What's next for the materials that make gas turbine engines?
Next time you’re on a plane, flying off somewhere exotic; spare a thought for the engine. Jet engines have the formidable task of keeping a 300,000 kg aeroplane in the air, at speeds up to 600mph and enduring temperatures hot enough to melt lead. Environmental focus means that these engines need to achieve these feats at greater and greater efficiencies. To achieve this, the weight of the engine must be reduced, and the performance of the materials under high temperatures must be increased, all without jeopardising the safety of the plane. The European aviation industry has been set the challenge of achieving the following goals by 2050 (the so called ACARE Flight path 2050 regulations – compared against a baseline set for the year 2000):
New technology goals to achieve by 2050*
- 75% reduction in CO2 per passenger kilometre
- 90% reduction in NOx emissions, and
- 65% reduction in noise
The ‘specific fuel consumption’ (SFC) gives a measure of the rate of fuel use divided by the output thrust, or power, produced by an engine. It is this value that needs to be reduced to meet environmental and fuel burn challenges to remain competitive within the aero engine market. The aerospace industry currently accounts for around 2% of man-made CO2 emissions, however, this is expected to increase as the demand for air travel rises. As a result, materials engineers are challenged with developing new and improved materials to help achieve these design goals.
Where in the engine?
The turbine section, which is situated at the rear of the engine, offers significant options for increasing efficiency. The turbine assembly contains rotating discs and blades, which experience very harsh temperature conditions.
With these components rotating hundreds of times per second and withstanding loads equivalent to that of hanging an averaged size car off each blade, it is clear that the strength of the material to be employed cannot be compromised. Currently a group of metals know as nickel based superalloys are used in service, contributing to the most advanced civil engines to date. Nickel based superalloys are composed of nickel, mixed with solid solution strengthening elements and further strengthened through a form of heat treatment called precipitation hardening.
The low pressure turbine (LPT) region offers the chance to achieve significant weight savings as the aerofoils increase in size towards the final stages of the turbine as the gas flow is exhausted. This section of the engine operates in excess of 700°C; therefore any replacement material must not compromise this performance. Alternative classes of material are under constant review for use within the LPT section.

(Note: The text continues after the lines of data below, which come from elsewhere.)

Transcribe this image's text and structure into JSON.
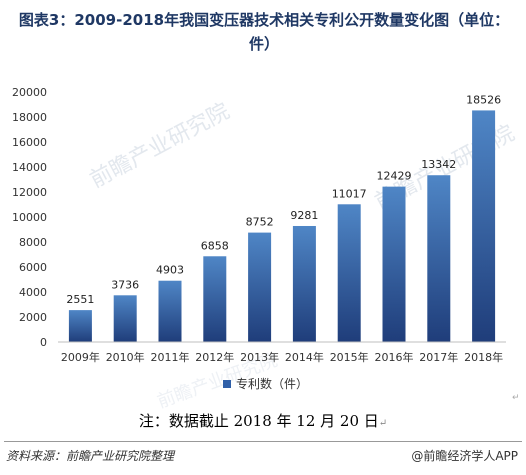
{
  "title": "图表3：2009-2018年我国变压器技术相关专利公开数量变化图（单位：件）",
  "watermark": "前瞻产业研究院",
  "note": "注：数据截止 2018 年 12 月 20 日",
  "note_mark": "↵",
  "source": "资料来源：前瞻产业研究院整理",
  "brand": "@前瞻经济学人APP",
  "corner_mark": "↵",
  "chart_data": {
    "type": "bar",
    "categories": [
      "2009年",
      "2010年",
      "2011年",
      "2012年",
      "2013年",
      "2014年",
      "2015年",
      "2016年",
      "2017年",
      "2018年"
    ],
    "series": [
      {
        "name": "专利数（件）",
        "values": [
          2551,
          3736,
          4903,
          6858,
          8752,
          9281,
          11017,
          12429,
          13342,
          18526
        ]
      }
    ],
    "yticks": [
      0,
      2000,
      4000,
      6000,
      8000,
      10000,
      12000,
      14000,
      16000,
      18000,
      20000
    ],
    "ylim": [
      0,
      20000
    ],
    "grid": false,
    "legend": "bottom-center",
    "colors": {
      "bar_top": "#4f86c6",
      "bar_bottom": "#1f3d7a",
      "title": "#1f3864"
    }
  }
}
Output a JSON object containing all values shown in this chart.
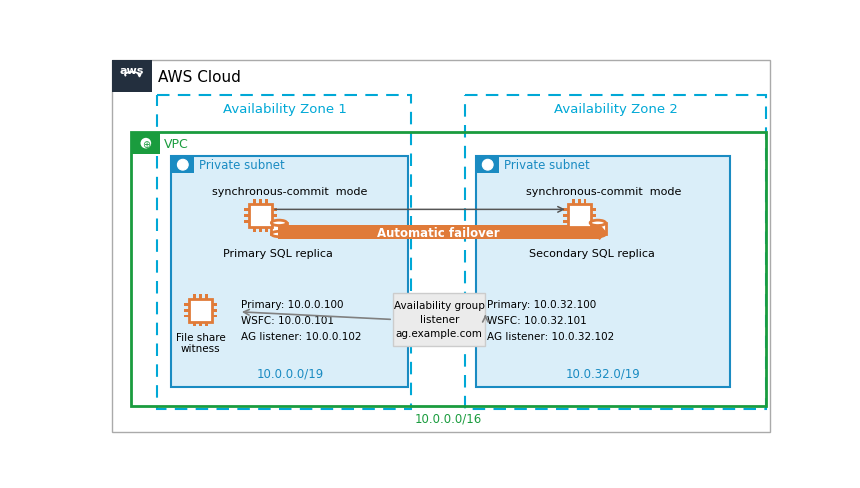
{
  "title": "AWS Cloud",
  "bg_color": "#ffffff",
  "aws_header_bg": "#232F3E",
  "orange_color": "#e07b39",
  "auto_failover_text": "Automatic failover",
  "az_border_color": "#00a8d6",
  "az1_label": "Availability Zone 1",
  "az2_label": "Availability Zone 2",
  "vpc_border_color": "#1a9c3e",
  "vpc_fill_color": "#f5fff5",
  "vpc_label": "VPC",
  "subnet_border_color": "#1a8bc2",
  "subnet_fill_color": "#daeef9",
  "subnet_header_color": "#1a8bc2",
  "subnet1_label": "Private subnet",
  "subnet2_label": "Private subnet",
  "sync_mode": "synchronous-commit  mode",
  "primary_label": "Primary SQL replica",
  "secondary_label": "Secondary SQL replica",
  "fileshare_label": "File share\nwitness",
  "listener_label": "Availability group\nlistener\nag.example.com",
  "primary_ips": "Primary: 10.0.0.100\nWSFC: 10.0.0.101\nAG listener: 10.0.0.102",
  "secondary_ips": "Primary: 10.0.32.100\nWSFC: 10.0.32.101\nAG listener: 10.0.32.102",
  "subnet1_cidr": "10.0.0.0/19",
  "subnet2_cidr": "10.0.32.0/19",
  "vpc_cidr": "10.0.0.0/16",
  "cidr_color": "#1a9c3e",
  "az_text_color": "#00a8d6",
  "subnet_text_color": "#1a8bc2",
  "arrow_color": "#808080",
  "outer_border_color": "#aaaaaa"
}
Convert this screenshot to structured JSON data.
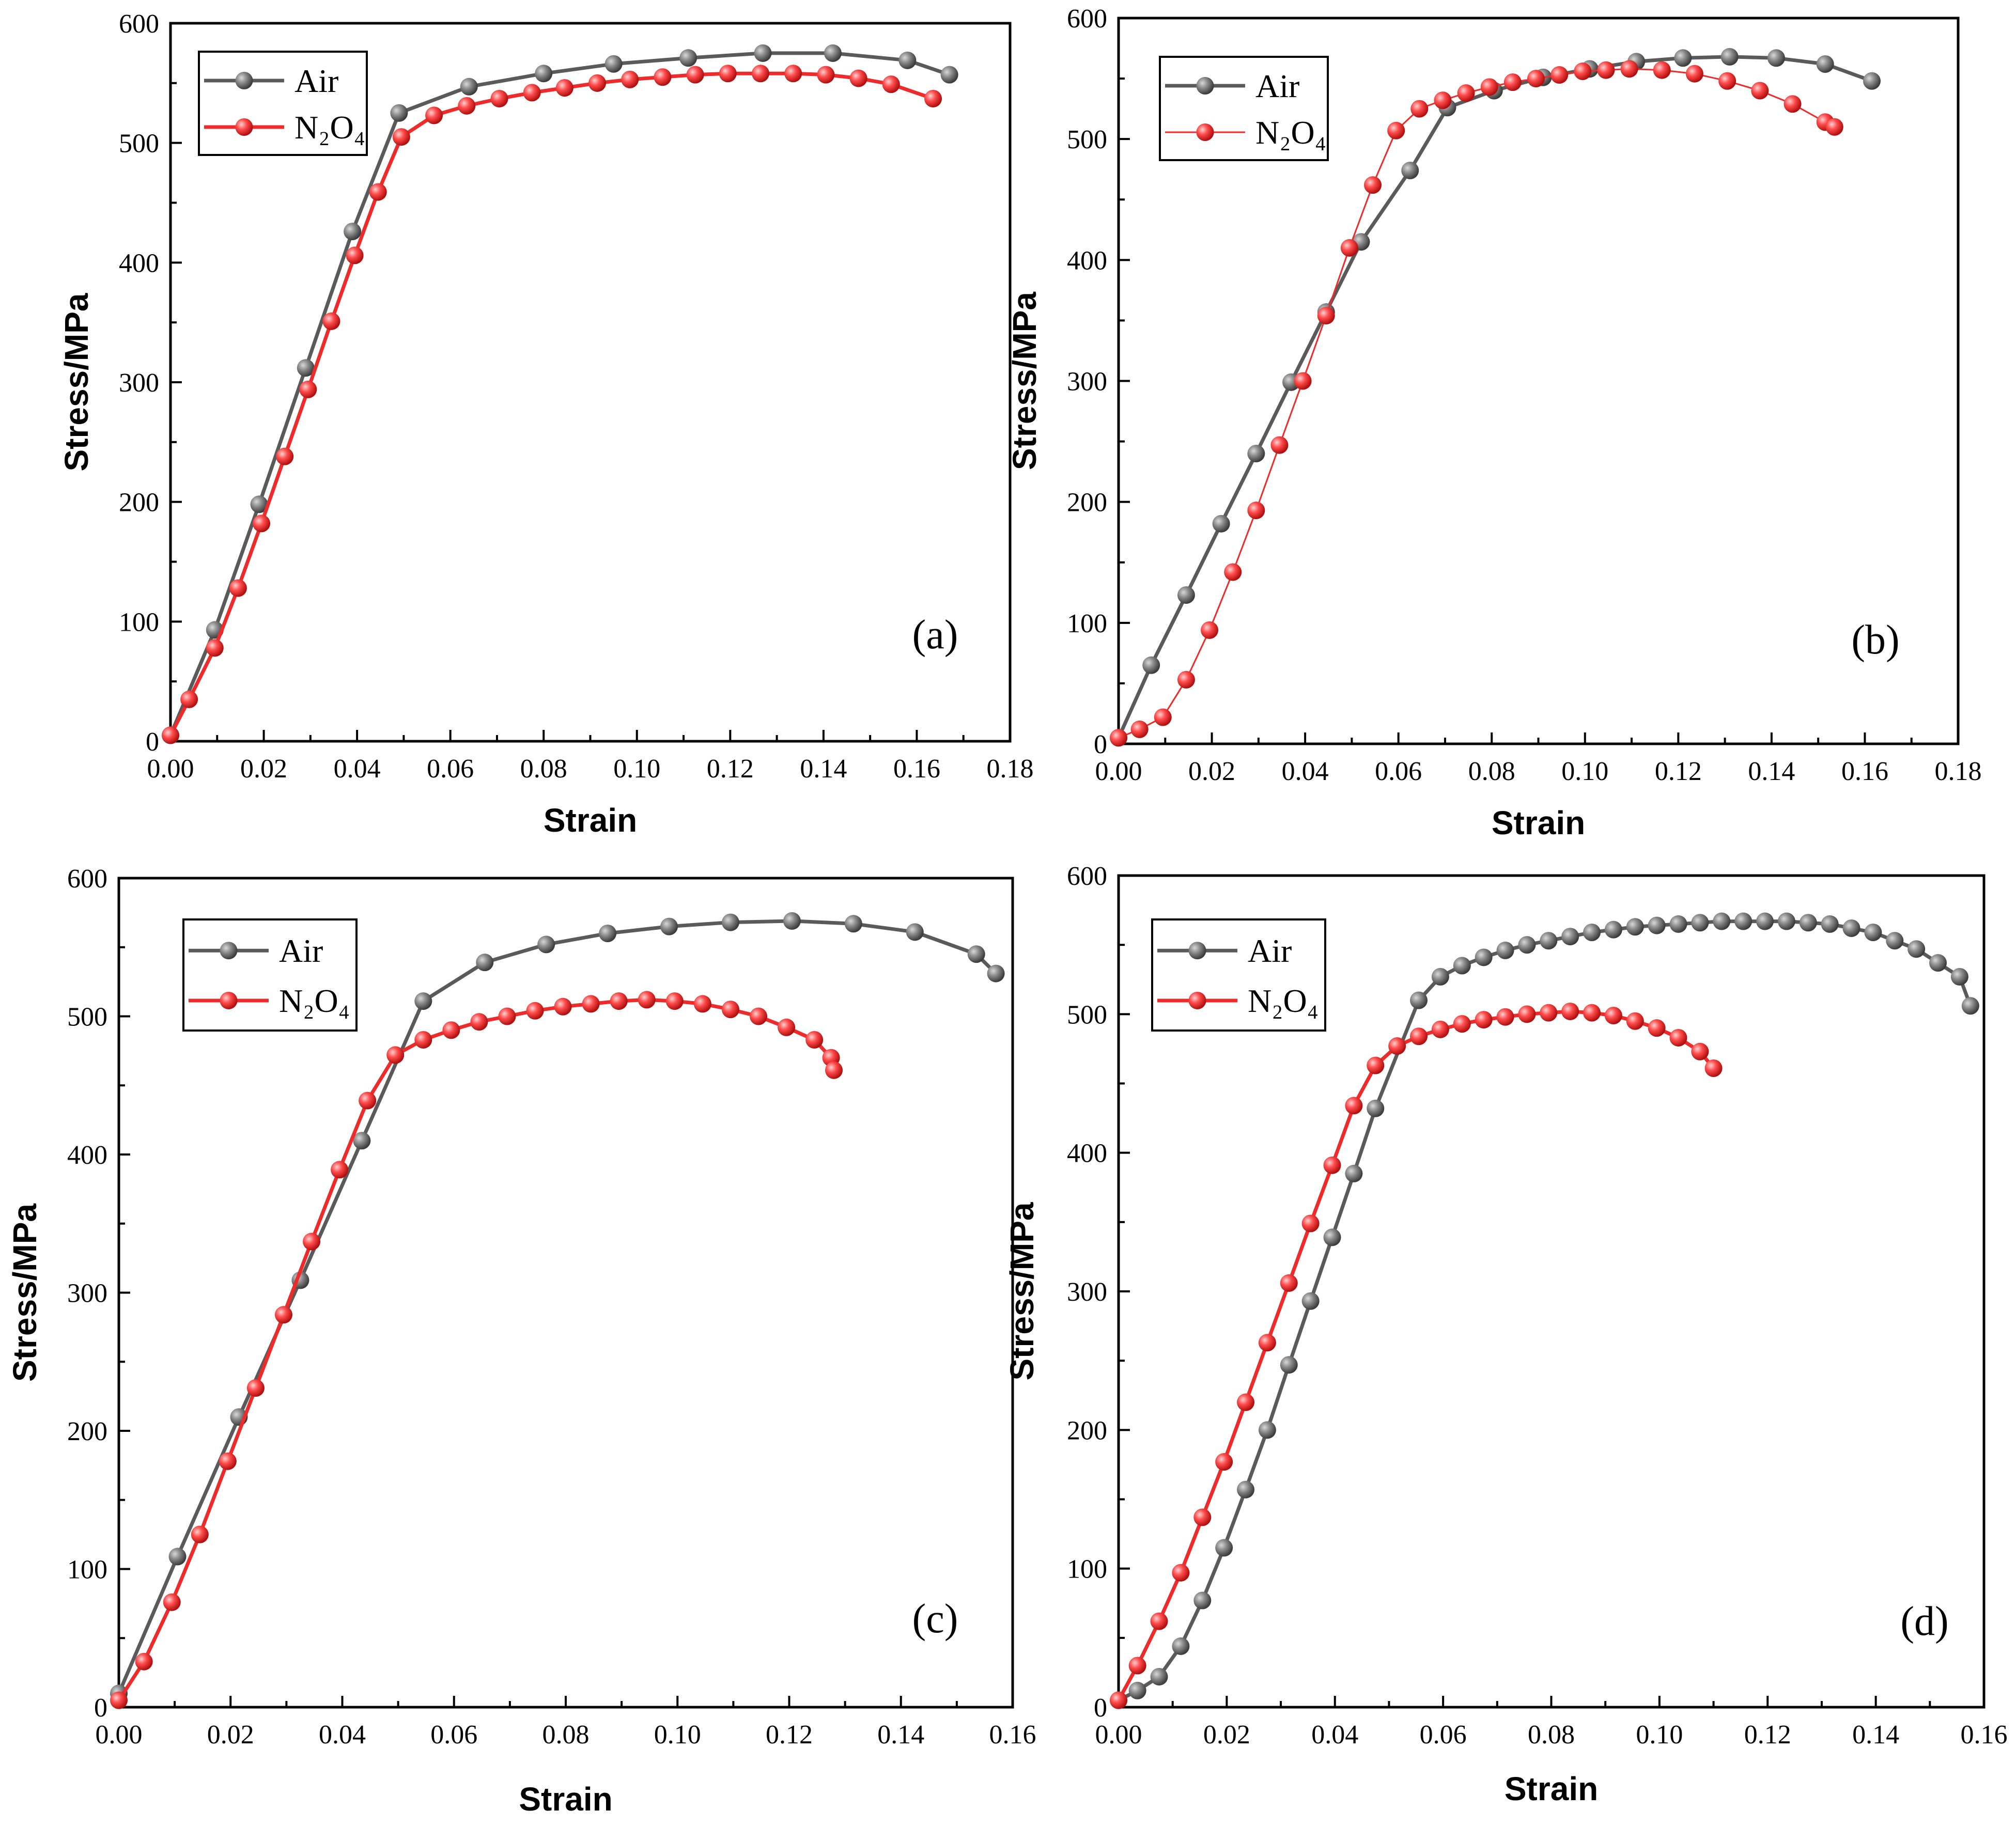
{
  "colors": {
    "Air": "#5a5a5a",
    "N2O4": "#ee2a2a"
  },
  "chart_data": [
    {
      "id": "a",
      "type": "line",
      "label": "(a)",
      "xlabel": "Strain",
      "ylabel": "Stress/MPa",
      "xlim": [
        0,
        0.18
      ],
      "ylim": [
        0,
        600
      ],
      "xticks": [
        "0.00",
        "0.02",
        "0.04",
        "0.06",
        "0.08",
        "0.10",
        "0.12",
        "0.14",
        "0.16",
        "0.18"
      ],
      "yticks": [
        "0",
        "100",
        "200",
        "300",
        "400",
        "500",
        "600"
      ],
      "legend": [
        "Air",
        "N₂O₄"
      ],
      "series": [
        {
          "name": "Air",
          "points": [
            [
              0,
              5
            ],
            [
              0.0095,
              93
            ],
            [
              0.019,
              198
            ],
            [
              0.029,
              312
            ],
            [
              0.039,
              426
            ],
            [
              0.049,
              525
            ],
            [
              0.064,
              547
            ],
            [
              0.08,
              558
            ],
            [
              0.095,
              566
            ],
            [
              0.111,
              571
            ],
            [
              0.127,
              575
            ],
            [
              0.142,
              575
            ],
            [
              0.158,
              569
            ],
            [
              0.167,
              557
            ]
          ]
        },
        {
          "name": "N2O4",
          "points": [
            [
              0,
              5
            ],
            [
              0.004,
              35
            ],
            [
              0.0095,
              78
            ],
            [
              0.0145,
              128
            ],
            [
              0.0195,
              182
            ],
            [
              0.0245,
              238
            ],
            [
              0.0295,
              294
            ],
            [
              0.0345,
              351
            ],
            [
              0.0395,
              406
            ],
            [
              0.0445,
              459
            ],
            [
              0.0495,
              505
            ],
            [
              0.0565,
              523
            ],
            [
              0.0635,
              531
            ],
            [
              0.0705,
              537
            ],
            [
              0.0775,
              542
            ],
            [
              0.0845,
              546
            ],
            [
              0.0915,
              550
            ],
            [
              0.0985,
              553
            ],
            [
              0.1055,
              555
            ],
            [
              0.1125,
              557
            ],
            [
              0.1195,
              558
            ],
            [
              0.1265,
              558
            ],
            [
              0.1335,
              558
            ],
            [
              0.1405,
              557
            ],
            [
              0.1475,
              554
            ],
            [
              0.1545,
              549
            ],
            [
              0.1635,
              537
            ]
          ]
        }
      ]
    },
    {
      "id": "b",
      "type": "line",
      "label": "(b)",
      "xlabel": "Strain",
      "ylabel": "Stress/MPa",
      "xlim": [
        0,
        0.18
      ],
      "ylim": [
        0,
        600
      ],
      "xticks": [
        "0.00",
        "0.02",
        "0.04",
        "0.06",
        "0.08",
        "0.10",
        "0.12",
        "0.14",
        "0.16",
        "0.18"
      ],
      "yticks": [
        "0",
        "100",
        "200",
        "300",
        "400",
        "500",
        "600"
      ],
      "legend": [
        "Air",
        "N₂O₄"
      ],
      "series": [
        {
          "name": "Air",
          "points": [
            [
              0,
              5
            ],
            [
              0.007,
              65
            ],
            [
              0.0145,
              123
            ],
            [
              0.022,
              182
            ],
            [
              0.0295,
              240
            ],
            [
              0.037,
              299
            ],
            [
              0.0445,
              357
            ],
            [
              0.052,
              415
            ],
            [
              0.0625,
              474
            ],
            [
              0.0705,
              526
            ],
            [
              0.0805,
              540
            ],
            [
              0.091,
              551
            ],
            [
              0.101,
              558
            ],
            [
              0.111,
              564
            ],
            [
              0.121,
              567
            ],
            [
              0.131,
              568
            ],
            [
              0.141,
              567
            ],
            [
              0.1515,
              562
            ],
            [
              0.1615,
              548
            ]
          ]
        },
        {
          "name": "N2O4",
          "points": [
            [
              0,
              5
            ],
            [
              0.0045,
              12
            ],
            [
              0.0095,
              22
            ],
            [
              0.0145,
              53
            ],
            [
              0.0195,
              94
            ],
            [
              0.0245,
              142
            ],
            [
              0.0295,
              193
            ],
            [
              0.0345,
              247
            ],
            [
              0.0395,
              300
            ],
            [
              0.0445,
              354
            ],
            [
              0.0495,
              410
            ],
            [
              0.0545,
              462
            ],
            [
              0.0595,
              507
            ],
            [
              0.0645,
              525
            ],
            [
              0.0695,
              532
            ],
            [
              0.0745,
              538
            ],
            [
              0.0795,
              543
            ],
            [
              0.0845,
              547
            ],
            [
              0.0895,
              550
            ],
            [
              0.0945,
              553
            ],
            [
              0.0995,
              556
            ],
            [
              0.1045,
              557
            ],
            [
              0.1095,
              558
            ],
            [
              0.1165,
              557
            ],
            [
              0.1235,
              554
            ],
            [
              0.1305,
              548
            ],
            [
              0.1375,
              540
            ],
            [
              0.1445,
              529
            ],
            [
              0.1515,
              514
            ],
            [
              0.1535,
              510
            ]
          ]
        }
      ]
    },
    {
      "id": "c",
      "type": "line",
      "label": "(c)",
      "xlabel": "Strain",
      "ylabel": "Stress/MPa",
      "xlim": [
        0,
        0.16
      ],
      "ylim": [
        0,
        600
      ],
      "xticks": [
        "0.00",
        "0.02",
        "0.04",
        "0.06",
        "0.08",
        "0.10",
        "0.12",
        "0.14",
        "0.16"
      ],
      "yticks": [
        "0",
        "100",
        "200",
        "300",
        "400",
        "500",
        "600"
      ],
      "legend": [
        "Air",
        "N₂O₄"
      ],
      "series": [
        {
          "name": "Air",
          "points": [
            [
              0,
              10
            ],
            [
              0.0105,
              109
            ],
            [
              0.0215,
              210
            ],
            [
              0.0325,
              309
            ],
            [
              0.0435,
              410
            ],
            [
              0.0545,
              511
            ],
            [
              0.0655,
              539
            ],
            [
              0.0765,
              552
            ],
            [
              0.0875,
              560
            ],
            [
              0.0985,
              565
            ],
            [
              0.1095,
              568
            ],
            [
              0.1205,
              569
            ],
            [
              0.1315,
              567
            ],
            [
              0.1425,
              561
            ],
            [
              0.1535,
              545
            ],
            [
              0.157,
              531
            ]
          ]
        },
        {
          "name": "N2O4",
          "points": [
            [
              0,
              5
            ],
            [
              0.0045,
              33
            ],
            [
              0.0095,
              76
            ],
            [
              0.0145,
              125
            ],
            [
              0.0195,
              178
            ],
            [
              0.0245,
              231
            ],
            [
              0.0295,
              284
            ],
            [
              0.0345,
              337
            ],
            [
              0.0395,
              389
            ],
            [
              0.0445,
              439
            ],
            [
              0.0495,
              472
            ],
            [
              0.0545,
              483
            ],
            [
              0.0595,
              490
            ],
            [
              0.0645,
              496
            ],
            [
              0.0695,
              500
            ],
            [
              0.0745,
              504
            ],
            [
              0.0795,
              507
            ],
            [
              0.0845,
              509
            ],
            [
              0.0895,
              511
            ],
            [
              0.0945,
              512
            ],
            [
              0.0995,
              511
            ],
            [
              0.1045,
              509
            ],
            [
              0.1095,
              505
            ],
            [
              0.1145,
              500
            ],
            [
              0.1195,
              492
            ],
            [
              0.1245,
              483
            ],
            [
              0.1275,
              470
            ],
            [
              0.128,
              461
            ]
          ]
        }
      ]
    },
    {
      "id": "d",
      "type": "line",
      "label": "(d)",
      "xlabel": "Strain",
      "ylabel": "Stress/MPa",
      "xlim": [
        0,
        0.16
      ],
      "ylim": [
        0,
        600
      ],
      "xticks": [
        "0.00",
        "0.02",
        "0.04",
        "0.06",
        "0.08",
        "0.10",
        "0.12",
        "0.14",
        "0.16"
      ],
      "yticks": [
        "0",
        "100",
        "200",
        "300",
        "400",
        "500",
        "600"
      ],
      "legend": [
        "Air",
        "N₂O₄"
      ],
      "series": [
        {
          "name": "Air",
          "points": [
            [
              0,
              5
            ],
            [
              0.0035,
              12
            ],
            [
              0.0075,
              22
            ],
            [
              0.0115,
              44
            ],
            [
              0.0155,
              77
            ],
            [
              0.0195,
              115
            ],
            [
              0.0235,
              157
            ],
            [
              0.0275,
              200
            ],
            [
              0.0315,
              247
            ],
            [
              0.0355,
              293
            ],
            [
              0.0395,
              339
            ],
            [
              0.0435,
              385
            ],
            [
              0.0475,
              432
            ],
            [
              0.0555,
              510
            ],
            [
              0.0595,
              527
            ],
            [
              0.0635,
              535
            ],
            [
              0.0675,
              541
            ],
            [
              0.0715,
              546
            ],
            [
              0.0755,
              550
            ],
            [
              0.0795,
              553
            ],
            [
              0.0835,
              556
            ],
            [
              0.0875,
              559
            ],
            [
              0.0915,
              561
            ],
            [
              0.0955,
              563
            ],
            [
              0.0995,
              564
            ],
            [
              0.1035,
              565
            ],
            [
              0.1075,
              566
            ],
            [
              0.1115,
              567
            ],
            [
              0.1155,
              567
            ],
            [
              0.1195,
              567
            ],
            [
              0.1235,
              567
            ],
            [
              0.1275,
              566
            ],
            [
              0.1315,
              565
            ],
            [
              0.1355,
              562
            ],
            [
              0.1395,
              559
            ],
            [
              0.1435,
              553
            ],
            [
              0.1475,
              547
            ],
            [
              0.1515,
              537
            ],
            [
              0.1555,
              527
            ],
            [
              0.1575,
              506
            ]
          ]
        },
        {
          "name": "N2O4",
          "points": [
            [
              0,
              5
            ],
            [
              0.0035,
              30
            ],
            [
              0.0075,
              62
            ],
            [
              0.0115,
              97
            ],
            [
              0.0155,
              137
            ],
            [
              0.0195,
              177
            ],
            [
              0.0235,
              220
            ],
            [
              0.0275,
              263
            ],
            [
              0.0315,
              306
            ],
            [
              0.0355,
              349
            ],
            [
              0.0395,
              391
            ],
            [
              0.0435,
              434
            ],
            [
              0.0475,
              463
            ],
            [
              0.0515,
              477
            ],
            [
              0.0555,
              484
            ],
            [
              0.0595,
              489
            ],
            [
              0.0635,
              493
            ],
            [
              0.0675,
              496
            ],
            [
              0.0715,
              498
            ],
            [
              0.0755,
              500
            ],
            [
              0.0795,
              501
            ],
            [
              0.0835,
              502
            ],
            [
              0.0875,
              501
            ],
            [
              0.0915,
              499
            ],
            [
              0.0955,
              495
            ],
            [
              0.0995,
              490
            ],
            [
              0.1035,
              483
            ],
            [
              0.1075,
              473
            ],
            [
              0.11,
              461
            ]
          ]
        }
      ]
    }
  ]
}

To operate in this extreme environment, newly developed materials must display the potential for achieving weight loss and maintaining strength at increased temperatures. A class of materials known as intermetallics have long been considered as a potential material for the next generation of gas turbine applications. Intermetallics are a unique class of material; this is due to their atomic structure being what’s known as ‘ordered’. It is this distinctive ordering of the crystal lattice that generates some of the unique properties seen within intermetallics. An intermetallic known as gamma titanium aluminide (TiAl) has generated interest within the aerospace industry for a considerable length of time.
TiAl’s low density offers valuable weight saving which would result in an impressive reduction in overall engine mass as well as the potential for an increase in temperature performance. TiAl has a density of approximately 4.0 g/cm³ which would give a potential weight saving of 50% compared to the current nickel superalloys used in the turbine section. TiAl is particularly interesting as its ‘ductility’ is considerably improved at these temperatures of around 700°C compared to room temperature performance. Ductility describes a given materials ability to change shape under loading before breaking. Indeed, materials are often classified as being ductile or brittle.
Intermetallics, and in particular TiAl, have found several applications outside of the aerospace industry, the most common being within car engines as valves and supercharger impellers, which are rotating blades improving the efficiency of an engine. Due to the safety critical nature of the aerospace industry extensive testing and research is required before newly developed materials will be selected for service.
New materials – selection for service
For a new material to be considered for use in service, it is critical to understand its mechanical behaviour. Extensive research has been carried out for a number of years on understanding the mechanical properties of TiAl. When considering turbine components, material properties such as ‘creep’ and ‘fatigue’ must be fully characterised and understood in order to predict the “safe life” over which a component may be used in service. Creep is a mechanism which causes permanent material deformation under high temperature and static loading. Fatigue refers to the damage caused due to a repeatedly applied, or cyclic loading regime. A typical LPT component may see up to as many as 20,000 hours in flight at temperatures as high as 700°C before overhaul is required.
Methods must be devised to enable engineers to predict the life of TiAl components before they are used within the engine. Lifing methodologies use mechanical test data generated in the laboratory to predict the number of cycles (or flights) a component should survive before failure could occur. Of course from one component to another there will be variations in material microstructure, surface condition and even in-service damage. Therefore these issues must be considered in any prediction models, allowing conservative lifing approaches to ensure all parts within an aero engine operate safely for their entire service life. Understanding of this nature leads to the safe and reliable engines that are seen powering aircraft today.